What’s interesting about Robopocalypse is that instead of focusing big battles a la Terminator, it lingers on the beginning of the “New War” and shows how the AI serendipitously gains control of all the mechanical and electronic do-dads that near-future humanity has grown reliant on and turns them against their creators. So not only are there service robots choking people to death, there’s killer vacuum cleaners, smart cars that deliberately crash themselves (and their human passengers) into one another at high speeds, buildings that turn off the lights and lure people into elevator shafts, and the like. Much like World War Z, each chapter in Robopocalypse is a vignette following a wide cast of characters who aren’t even connected until the book’s climax. These early to middle parts of the book were the most enjoyable to me because they showed a wide, creative array of ways that things could go south if our machines turned against us.

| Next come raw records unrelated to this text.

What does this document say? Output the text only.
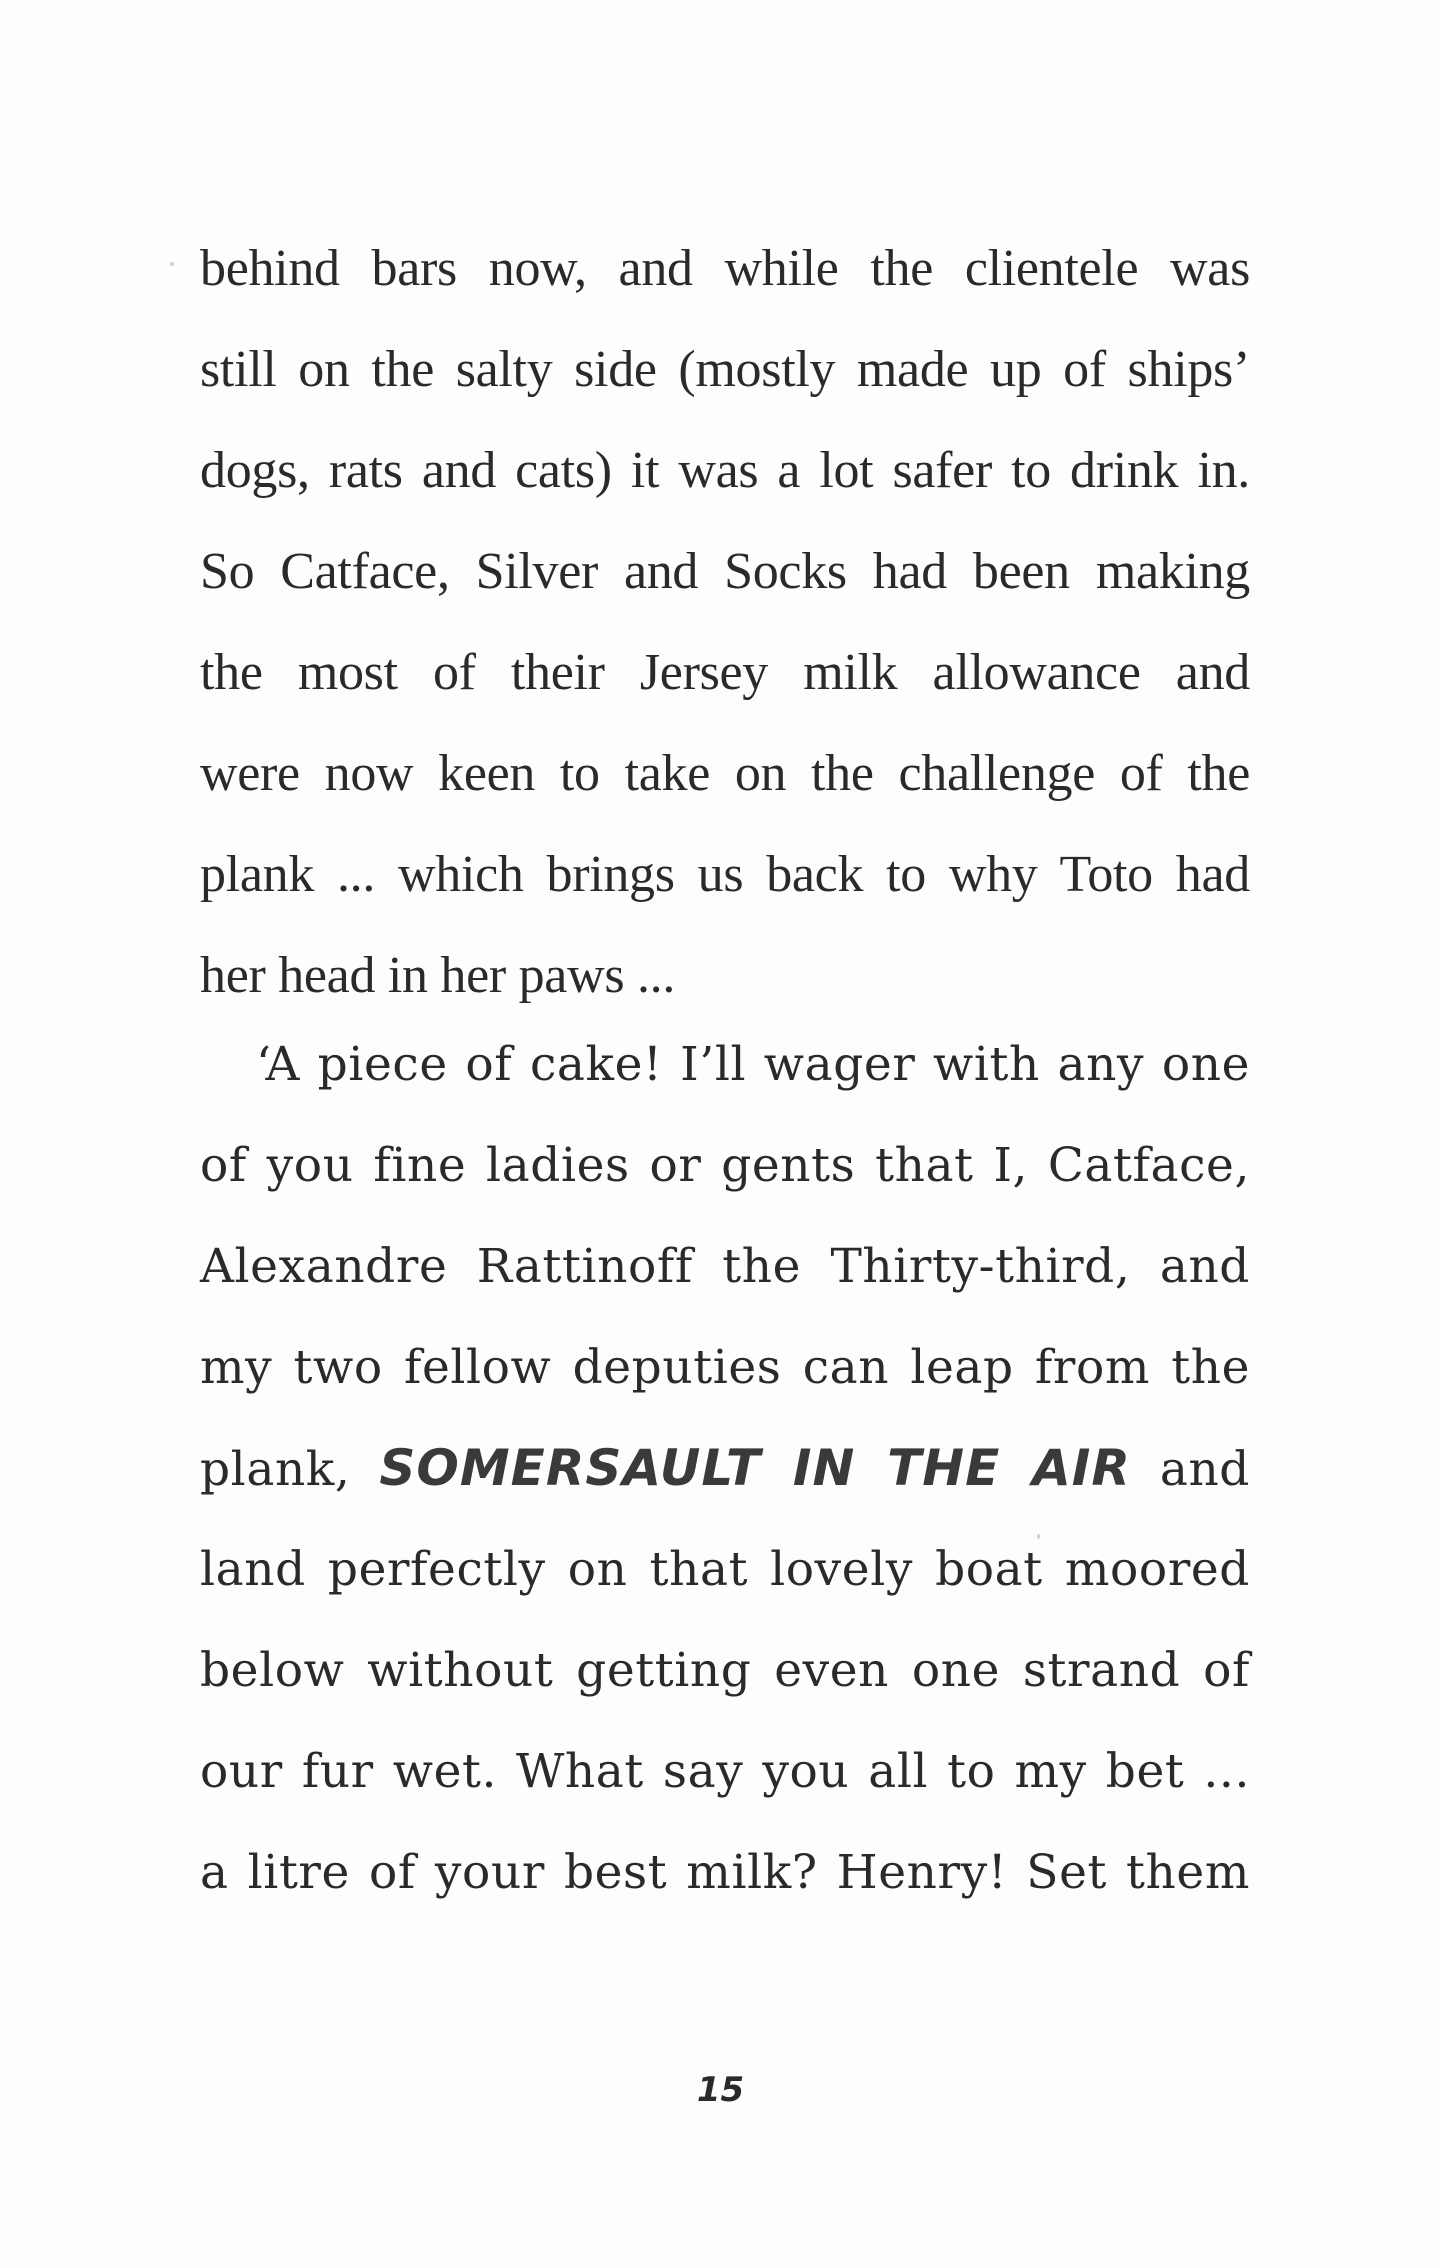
behind bars now, and while the clientele was
still on the salty side (mostly made up of ships’
dogs, rats and cats) it was a lot safer to drink in.
So Catface, Silver and Socks had been making
the most of their Jersey milk allowance and
were now keen to take on the challenge of the
plank ... which brings us back to why Toto had
her head in her paws ...
‘A piece of cake! I’ll wager with any one
of you fine ladies or gents that I, Catface,
Alexandre Rattinoff the Thirty-third, and
my two fellow deputies can leap from the
plank, SOMERSAULT IN THE AIR and
land perfectly on that lovely boat moored
below without getting even one strand of
our fur wet. What say you all to my bet ...
a litre of your best milk? Henry! Set them
15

Unfortunately this also works at cross purposes with the rest of what you want out of a novel. Robopocalypse is epic in nature –it chronicles the near annihilation of humanity– but it feels very cursory. The rapid-fire chapters cover a lot of ground, but Wilson doesn’t take any time to build characters or develop them beyond crude, stunted arcs. I don’t really feel like I know or care about any of these people –or robots, for that matter. The book is full of great gaps in its plot so that it lurches forward months at a time, robbing the reader of getting to know the characters or get a feel for what they’re going through. It’s all punchline and no setup.
The nature of the chapter vignettes also fails in that each one is supposed to be told from the perspective of a given character, but the author often tries to convince us that the action is being reconstructed by an overall narrator who sees gleans events from a variety of sources such as security cameras, eyewitness testimony, and other recordings. This conceit simply doesn’t work in that you’re always conscious of an omniscient author cramming things together in a way to tell the story he wants to tell. There’s no “found footage” feel to the narrative like I think he was going for. Instead you just have to decide to go with it, but roll your eyes a little while you do. Worse, the characters often don’t sound like what you’d think they’re supposed to, like the frozen yogurt employee who throws in just a few too many similes and colorful turns of phrase when supposedly dictating his eyewitness testimony to a cop.
So, it’s unfortunate that Robopocalyse wasn’t better written, because it has some neat ideas that could have stood some fleshing out. It feels like a book that should be three or four times longer than it is, given its desired scale and large cast of characters.